The Bikeriders (id.) – de Jeff Nichols – 2024
Je ne suis pas un grand connaisseur du cinéma de Jeff Nichols. Mais douze ans après Mud, la petite musique qui se dégage de ce Bikeriders me semble déjà bien familière. Il y a dans son cinéma une nostalgie pas naïve, une vision d’une certaine Amérique qui touche au mythe, et une manière d’évoquer la perte d’une innocence toute relative.
The Bikeriders, chronique douce-amère du quotidien d’un club de motards, invoque l’image la plus mythique du sujet : le Marlon Brando de L’Equipée sauvage, référence revendiquée du fondateur de ce club, joué par un Tom Hardy étonnant. Très impliqué, comme toujours, il en fait beaucoup. Mais comme souvent aussi, il glisse derrière la rudesse de son personnage une sorte de fragilité presque enfantine, qui s’avère déchirante dans une scène clé et toute en sobriété, sur les marches d’un perron de maison.
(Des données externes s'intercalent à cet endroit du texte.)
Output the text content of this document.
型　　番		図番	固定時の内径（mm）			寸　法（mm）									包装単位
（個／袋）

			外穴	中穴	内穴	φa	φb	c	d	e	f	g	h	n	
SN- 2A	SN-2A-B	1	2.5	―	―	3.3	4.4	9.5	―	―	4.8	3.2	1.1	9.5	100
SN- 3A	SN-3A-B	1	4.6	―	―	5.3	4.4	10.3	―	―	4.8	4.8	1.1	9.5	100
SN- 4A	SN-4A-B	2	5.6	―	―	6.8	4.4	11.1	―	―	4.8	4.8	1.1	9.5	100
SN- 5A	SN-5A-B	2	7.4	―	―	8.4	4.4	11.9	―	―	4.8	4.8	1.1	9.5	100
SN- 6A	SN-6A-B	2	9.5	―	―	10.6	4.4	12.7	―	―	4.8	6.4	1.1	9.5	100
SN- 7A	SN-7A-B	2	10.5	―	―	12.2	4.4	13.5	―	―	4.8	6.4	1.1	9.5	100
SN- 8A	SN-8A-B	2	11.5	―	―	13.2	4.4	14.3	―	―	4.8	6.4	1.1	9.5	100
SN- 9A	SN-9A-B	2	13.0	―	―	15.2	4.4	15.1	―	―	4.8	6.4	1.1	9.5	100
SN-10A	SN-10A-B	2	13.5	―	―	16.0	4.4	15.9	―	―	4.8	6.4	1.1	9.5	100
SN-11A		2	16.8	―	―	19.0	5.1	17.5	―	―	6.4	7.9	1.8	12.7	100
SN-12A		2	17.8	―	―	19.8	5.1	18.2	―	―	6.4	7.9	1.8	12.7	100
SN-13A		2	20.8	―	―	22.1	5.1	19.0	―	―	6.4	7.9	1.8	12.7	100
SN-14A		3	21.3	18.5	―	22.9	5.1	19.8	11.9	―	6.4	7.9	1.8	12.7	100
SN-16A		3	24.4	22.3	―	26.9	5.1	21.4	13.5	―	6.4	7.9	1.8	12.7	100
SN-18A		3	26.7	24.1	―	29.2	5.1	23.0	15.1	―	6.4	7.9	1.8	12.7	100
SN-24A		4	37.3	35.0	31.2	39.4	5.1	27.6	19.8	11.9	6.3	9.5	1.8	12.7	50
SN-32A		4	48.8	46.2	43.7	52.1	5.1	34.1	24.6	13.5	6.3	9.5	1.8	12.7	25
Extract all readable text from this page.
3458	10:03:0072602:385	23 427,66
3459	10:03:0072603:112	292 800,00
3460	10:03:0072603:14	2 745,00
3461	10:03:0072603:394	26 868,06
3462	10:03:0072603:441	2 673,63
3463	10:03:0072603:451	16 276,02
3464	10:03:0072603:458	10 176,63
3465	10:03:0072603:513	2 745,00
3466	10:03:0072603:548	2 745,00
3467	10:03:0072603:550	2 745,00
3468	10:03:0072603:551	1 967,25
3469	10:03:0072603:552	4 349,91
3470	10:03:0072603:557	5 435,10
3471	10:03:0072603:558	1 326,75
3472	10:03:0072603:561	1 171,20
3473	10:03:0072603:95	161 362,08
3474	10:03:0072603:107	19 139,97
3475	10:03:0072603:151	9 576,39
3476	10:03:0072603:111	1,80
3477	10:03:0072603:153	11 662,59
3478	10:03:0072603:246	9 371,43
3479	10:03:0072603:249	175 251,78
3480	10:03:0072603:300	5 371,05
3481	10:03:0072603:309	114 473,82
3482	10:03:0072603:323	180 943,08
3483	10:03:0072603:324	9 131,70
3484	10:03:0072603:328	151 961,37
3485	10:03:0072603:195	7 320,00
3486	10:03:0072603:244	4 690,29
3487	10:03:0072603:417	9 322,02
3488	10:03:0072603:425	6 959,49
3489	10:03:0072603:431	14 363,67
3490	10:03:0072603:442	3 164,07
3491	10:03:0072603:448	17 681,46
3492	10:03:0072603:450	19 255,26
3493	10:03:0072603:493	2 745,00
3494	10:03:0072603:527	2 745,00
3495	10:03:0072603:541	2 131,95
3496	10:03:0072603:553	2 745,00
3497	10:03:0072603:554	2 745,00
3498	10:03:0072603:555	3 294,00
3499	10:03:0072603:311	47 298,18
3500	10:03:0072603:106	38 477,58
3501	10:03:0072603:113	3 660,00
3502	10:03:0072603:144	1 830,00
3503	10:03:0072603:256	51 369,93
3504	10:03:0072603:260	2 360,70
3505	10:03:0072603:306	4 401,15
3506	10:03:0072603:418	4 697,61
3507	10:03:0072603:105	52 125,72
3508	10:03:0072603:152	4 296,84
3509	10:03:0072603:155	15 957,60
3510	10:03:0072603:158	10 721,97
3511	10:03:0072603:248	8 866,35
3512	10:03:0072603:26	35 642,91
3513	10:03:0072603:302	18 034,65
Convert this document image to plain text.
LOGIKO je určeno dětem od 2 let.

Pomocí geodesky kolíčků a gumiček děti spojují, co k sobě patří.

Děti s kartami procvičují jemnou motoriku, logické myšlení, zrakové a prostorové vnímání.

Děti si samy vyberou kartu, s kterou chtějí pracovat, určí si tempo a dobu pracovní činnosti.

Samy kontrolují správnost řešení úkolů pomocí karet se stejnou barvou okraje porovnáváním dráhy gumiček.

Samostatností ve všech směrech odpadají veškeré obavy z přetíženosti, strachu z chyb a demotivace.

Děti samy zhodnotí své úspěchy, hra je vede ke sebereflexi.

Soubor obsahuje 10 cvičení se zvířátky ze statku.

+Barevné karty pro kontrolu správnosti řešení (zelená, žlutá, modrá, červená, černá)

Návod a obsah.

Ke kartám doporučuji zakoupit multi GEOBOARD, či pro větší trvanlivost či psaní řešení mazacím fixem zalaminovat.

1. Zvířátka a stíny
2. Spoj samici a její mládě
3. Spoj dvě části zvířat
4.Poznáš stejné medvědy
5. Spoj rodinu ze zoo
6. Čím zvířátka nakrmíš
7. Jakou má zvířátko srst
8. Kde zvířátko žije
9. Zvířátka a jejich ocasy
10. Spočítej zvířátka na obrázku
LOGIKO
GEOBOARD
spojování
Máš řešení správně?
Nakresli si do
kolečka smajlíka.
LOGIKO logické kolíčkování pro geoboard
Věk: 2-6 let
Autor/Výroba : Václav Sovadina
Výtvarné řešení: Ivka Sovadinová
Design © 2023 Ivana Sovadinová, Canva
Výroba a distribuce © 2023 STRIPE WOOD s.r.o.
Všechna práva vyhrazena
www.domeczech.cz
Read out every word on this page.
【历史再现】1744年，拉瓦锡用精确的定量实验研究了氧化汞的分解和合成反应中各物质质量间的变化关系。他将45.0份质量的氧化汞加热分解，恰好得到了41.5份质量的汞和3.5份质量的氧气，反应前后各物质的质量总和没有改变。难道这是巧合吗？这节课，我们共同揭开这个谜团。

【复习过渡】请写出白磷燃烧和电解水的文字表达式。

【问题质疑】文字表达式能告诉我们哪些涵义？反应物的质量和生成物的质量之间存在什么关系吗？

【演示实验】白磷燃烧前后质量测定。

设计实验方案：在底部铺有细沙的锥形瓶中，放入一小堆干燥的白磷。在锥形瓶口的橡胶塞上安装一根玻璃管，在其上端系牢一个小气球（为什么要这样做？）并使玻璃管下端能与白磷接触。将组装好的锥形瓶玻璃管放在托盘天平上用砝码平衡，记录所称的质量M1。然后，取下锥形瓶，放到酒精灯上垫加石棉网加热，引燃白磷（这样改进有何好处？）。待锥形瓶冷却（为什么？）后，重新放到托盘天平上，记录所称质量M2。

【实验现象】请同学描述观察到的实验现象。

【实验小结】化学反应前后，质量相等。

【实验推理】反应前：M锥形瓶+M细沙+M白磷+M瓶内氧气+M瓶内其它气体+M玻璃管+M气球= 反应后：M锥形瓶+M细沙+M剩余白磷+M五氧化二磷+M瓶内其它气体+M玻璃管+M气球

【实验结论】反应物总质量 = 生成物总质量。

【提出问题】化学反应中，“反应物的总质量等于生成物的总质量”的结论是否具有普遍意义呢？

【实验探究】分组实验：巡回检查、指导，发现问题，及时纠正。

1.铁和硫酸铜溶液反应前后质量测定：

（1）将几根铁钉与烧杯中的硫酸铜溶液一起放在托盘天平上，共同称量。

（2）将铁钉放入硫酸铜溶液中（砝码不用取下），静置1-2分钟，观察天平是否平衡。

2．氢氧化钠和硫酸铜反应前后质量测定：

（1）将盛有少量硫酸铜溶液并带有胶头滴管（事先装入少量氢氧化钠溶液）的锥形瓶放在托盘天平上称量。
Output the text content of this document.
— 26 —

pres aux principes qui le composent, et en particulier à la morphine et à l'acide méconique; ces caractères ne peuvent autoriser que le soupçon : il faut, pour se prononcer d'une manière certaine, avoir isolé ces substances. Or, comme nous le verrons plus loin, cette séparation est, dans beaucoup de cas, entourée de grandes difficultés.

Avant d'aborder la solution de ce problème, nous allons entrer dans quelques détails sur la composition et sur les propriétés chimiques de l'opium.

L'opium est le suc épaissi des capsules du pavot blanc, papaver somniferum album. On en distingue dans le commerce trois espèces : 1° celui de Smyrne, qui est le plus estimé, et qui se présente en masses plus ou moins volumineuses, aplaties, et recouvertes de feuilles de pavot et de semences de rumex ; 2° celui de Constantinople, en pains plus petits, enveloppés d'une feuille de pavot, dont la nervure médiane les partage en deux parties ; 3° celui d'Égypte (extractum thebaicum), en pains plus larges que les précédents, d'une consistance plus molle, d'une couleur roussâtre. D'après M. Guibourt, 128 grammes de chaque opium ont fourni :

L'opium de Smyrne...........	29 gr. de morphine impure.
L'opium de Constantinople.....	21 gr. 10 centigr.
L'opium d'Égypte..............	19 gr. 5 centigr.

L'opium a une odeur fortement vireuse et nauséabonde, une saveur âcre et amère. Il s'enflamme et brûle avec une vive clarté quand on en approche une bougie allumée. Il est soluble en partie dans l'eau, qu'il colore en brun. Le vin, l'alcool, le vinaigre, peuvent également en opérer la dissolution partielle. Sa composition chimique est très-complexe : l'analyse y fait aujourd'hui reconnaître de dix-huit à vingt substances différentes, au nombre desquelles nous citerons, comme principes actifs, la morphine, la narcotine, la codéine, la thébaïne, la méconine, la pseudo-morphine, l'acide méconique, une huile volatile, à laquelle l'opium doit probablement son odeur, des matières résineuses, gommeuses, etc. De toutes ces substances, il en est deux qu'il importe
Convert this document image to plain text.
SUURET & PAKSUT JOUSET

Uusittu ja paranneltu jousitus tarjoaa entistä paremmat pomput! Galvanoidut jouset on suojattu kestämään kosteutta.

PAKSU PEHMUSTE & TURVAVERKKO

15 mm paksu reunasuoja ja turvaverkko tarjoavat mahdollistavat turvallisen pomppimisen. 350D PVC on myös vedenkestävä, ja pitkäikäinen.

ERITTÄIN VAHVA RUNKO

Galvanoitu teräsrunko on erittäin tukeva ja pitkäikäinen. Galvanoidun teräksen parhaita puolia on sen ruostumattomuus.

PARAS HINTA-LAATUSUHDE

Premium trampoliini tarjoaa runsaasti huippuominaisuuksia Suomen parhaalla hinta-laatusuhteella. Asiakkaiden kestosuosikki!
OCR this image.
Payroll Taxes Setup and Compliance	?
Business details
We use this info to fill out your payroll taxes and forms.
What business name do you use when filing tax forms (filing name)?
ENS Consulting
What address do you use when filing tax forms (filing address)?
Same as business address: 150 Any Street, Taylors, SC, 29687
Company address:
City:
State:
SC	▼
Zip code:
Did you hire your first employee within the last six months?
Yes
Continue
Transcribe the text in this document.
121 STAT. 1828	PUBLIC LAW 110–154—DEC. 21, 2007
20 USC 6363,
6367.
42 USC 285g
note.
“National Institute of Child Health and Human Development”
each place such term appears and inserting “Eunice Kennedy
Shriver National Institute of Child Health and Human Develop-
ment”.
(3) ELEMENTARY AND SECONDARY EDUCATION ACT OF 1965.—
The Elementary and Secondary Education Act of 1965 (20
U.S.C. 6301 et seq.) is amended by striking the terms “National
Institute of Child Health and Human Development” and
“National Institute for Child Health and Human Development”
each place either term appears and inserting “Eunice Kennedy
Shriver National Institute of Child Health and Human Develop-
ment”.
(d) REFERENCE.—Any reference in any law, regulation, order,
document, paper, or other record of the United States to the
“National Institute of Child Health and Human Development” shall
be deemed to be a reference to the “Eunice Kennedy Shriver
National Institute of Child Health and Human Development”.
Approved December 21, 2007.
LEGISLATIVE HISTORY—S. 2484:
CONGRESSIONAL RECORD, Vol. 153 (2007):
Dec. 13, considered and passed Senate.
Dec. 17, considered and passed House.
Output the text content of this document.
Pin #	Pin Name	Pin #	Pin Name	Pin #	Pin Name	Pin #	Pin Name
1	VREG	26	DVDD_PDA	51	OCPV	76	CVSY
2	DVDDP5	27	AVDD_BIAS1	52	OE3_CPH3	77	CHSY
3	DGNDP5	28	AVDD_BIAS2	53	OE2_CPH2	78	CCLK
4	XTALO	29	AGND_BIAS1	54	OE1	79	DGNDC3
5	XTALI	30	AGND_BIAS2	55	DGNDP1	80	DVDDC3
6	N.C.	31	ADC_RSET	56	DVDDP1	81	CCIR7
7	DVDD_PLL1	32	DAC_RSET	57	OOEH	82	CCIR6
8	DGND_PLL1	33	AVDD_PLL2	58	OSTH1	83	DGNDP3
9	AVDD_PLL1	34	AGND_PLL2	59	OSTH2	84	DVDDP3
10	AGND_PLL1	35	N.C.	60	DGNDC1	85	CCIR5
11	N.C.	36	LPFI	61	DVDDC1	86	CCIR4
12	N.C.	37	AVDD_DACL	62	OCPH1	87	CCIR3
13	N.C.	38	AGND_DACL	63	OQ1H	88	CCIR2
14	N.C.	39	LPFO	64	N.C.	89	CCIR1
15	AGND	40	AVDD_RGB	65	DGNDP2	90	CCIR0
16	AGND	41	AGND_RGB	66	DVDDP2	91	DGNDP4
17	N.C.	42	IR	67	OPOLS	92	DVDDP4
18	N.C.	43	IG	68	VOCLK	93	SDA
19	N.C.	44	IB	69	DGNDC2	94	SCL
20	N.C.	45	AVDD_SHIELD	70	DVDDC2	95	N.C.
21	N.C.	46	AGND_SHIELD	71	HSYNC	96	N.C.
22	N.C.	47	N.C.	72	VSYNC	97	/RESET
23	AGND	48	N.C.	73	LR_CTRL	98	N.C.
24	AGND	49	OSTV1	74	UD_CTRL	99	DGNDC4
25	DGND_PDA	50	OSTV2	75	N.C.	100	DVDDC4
Mais le « héros » autour duquel tourne cette chronique, c’est Austin Butler, visage angélique, incarnation très westernienne d’une certaine Amérique : celle de la liberté. Celle du Kirk Douglas de L’Homme qui n’a pas d’étoile ou Seuls sont les indomptés, confronté à la fin de son époque. C’est clairement le cas dans The Bikeriders, où les membres historiques du club de motards, sont confrontés à une sorte de « grand remplacement » : celle des buveurs de bière par les fumeurs de joints.
Il y a de la violence dans cet univers. Et le très beau personnage joué par Jodie Comer en petite amie confrontée aux liens très intimes des motards (un face-à-face entre Hardy et Butler filmé comme un coup de foudre amoureux) et à la soif absolu et jusqu’au boutiste de liberté de celui qu’elle aime, dont la vie prend une tournure inattendue dans ce bar où elle arrive par hasard. « J’ai été respectable », rappelle-t-elle sans grand regret à celui qui l’interviewe.
Car le film, adapté du roman écrit par un étudiant qui a suivi le club de motards pendant plusieurs années, est construit comme une enquête au fil du temps, avec flash-backs et reconstitution live des photos prises par ledit étudiant. Si le procédé n’est pas nouveau, la manière dont l’utilise Nichols est belle, et donne à ce récit où le spectaculaire n’arrive que par bribes, un ton, une atmosphère, particulièrement touchants.